Wow.  All these childhood experiences are coming back to illustrate.  When I was five or six, I was taking swimming lessons.  Being rather independent, I decided holding my breath was much easier than turning my ear to the side to breathe.  Over short distances my little lungs could handle it until I stood in the shallow end or grabbed the side of the pool.  But during lessons, we in the class were required to swim out into the deep end, around an instructor, and back to the wall.  And the path was too long for me to hold my breath.  I got to the teacher standing in the “deep end” and clung desperately to his shoulders, hoping not to drown and gasping for air.  Happily, now I am much better at breathing as I go, but I remember that helplessly immobile feeling of just needing to survive.  Forget form, forget everything, and just hold on to something or someone you can trust! 
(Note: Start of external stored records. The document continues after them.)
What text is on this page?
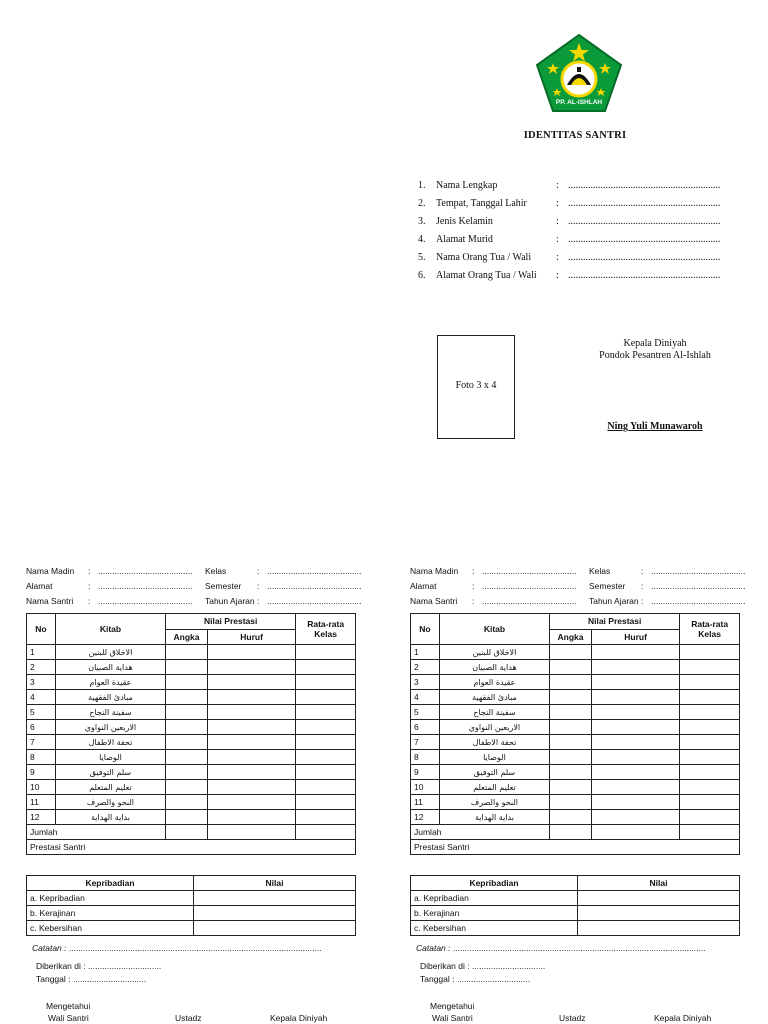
PP. AL-ISHLAH
IDENTITAS SANTRI
1. Nama Lengkap	: .............................................................
2. Tempat, Tanggal Lahir	: .............................................................
3. Jenis Kelamin	: .............................................................
4. Alamat Murid	: .............................................................
5. Nama Orang Tua / Wali : .............................................................
6. Alamat Orang Tua / Wali : .............................................................
Foto 3 x 4
Kepala Diniyah
Pondok Pesantren Al-Ishlah
Ning Yuli Munawaroh
Nama Madin : ........................................
Alamat	: ........................................
Nama Santri : ........................................
Kelas	: ........................................
Semester : ........................................
Tahun Ajaran : ........................................
No	Kitab	Nilai Prestasi		Rata-rata
Kelas

		Angka	Huruf	
1	الاخلاق للبنين			
2	هداية الصبيان			
3	عقيدة العوام			
4	مبادئ الفقهية			
5	سفينة النجاح			
6	الاربعين النواوي			
7	تحفة الاطفال			
8	الوصايا			
9	سلم التوفيق			
10	تعليم المتعلم			
11	النحو والصرف			
12	بداية الهداية			
Jumlah				
Prestasi Santri				
Kepribadian	Nilai
a. Kepribadian	
b. Kerajinan	
c. Kebersihan	
Catatan : ...........................................................................................................
Diberikan di : ...............................
Tanggal : ...............................
Mengetahui
Wali Santri	Ustadz	Kepala Diniyah
Nama Madin : ........................................
Alamat	: ........................................
Nama Santri : ........................................
Kelas	: ........................................
Semester : ........................................
Tahun Ajaran : ........................................
No	Kitab	Nilai Prestasi		Rata-rata
Kelas

		Angka	Huruf	
1	الاخلاق للبنين			
2	هداية الصبيان			
3	عقيدة العوام			
4	مبادئ الفقهية			
5	سفينة النجاح			
6	الاربعين النواوي			
7	تحفة الاطفال			
8	الوصايا			
9	سلم التوفيق			
10	تعليم المتعلم			
11	النحو والصرف			
12	بداية الهداية			
Jumlah				
Prestasi Santri				
Kepribadian	Nilai
a. Kepribadian	
b. Kerajinan	
c. Kebersihan	
Catatan : ...........................................................................................................
Diberikan di : ...............................
Tanggal : ...............................
Mengetahui
Wali Santri	Ustadz	Kepala Diniyah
On the few occasions when my friend tried to teach me something new, I flew into that same mode, gripping her hand and falling back into walking or just standing, unable to keep with the dance, trying only to survive until craziness stopped happening and the routine step settled back in.  I’ve already mentioned this is a doomed tactic.  But there are ways to survive, a lot like the regular turn of the head to catch a breath while I swim. 

Earlier this year life was like a brand new, confusing, and even painful dance move.  I was cast into it with plenty of warning, and even with direction, but felt my emotions and mind wavering on the edge of peace and self-control.  In a world whirling around me, each word and decision critical, I walked exercises in sanity by doing things routine, or even by naming everything that caught my eye.  “Door.  Fence.  Bird.  Sidewalk.  Shoe.”  You may think that in itself is crazy, but I was reminding myself of reality, that some things were stable and unchanging. 

In swing dancing, there is a stable reality to which I can cling.  That original pattern of steps never changes.  I may place my right foot in a different direction, be swung up and over heads and spun across the floor, but while all of it is happening, I can think to the beat: right, left, rock-step, right.  And even if I have to wait a bit to get my footing, I can hold onto the dance and come in as soon as possible.  Or at least my friend can.  She demonstrated.  That’s survival in swing dancing. 

I’ve got the concept wrapped into my brain.  Now it’s just a matter of rote practice.  “Count with me.  Don’t try to move your feet.  Just get the feel of the count.”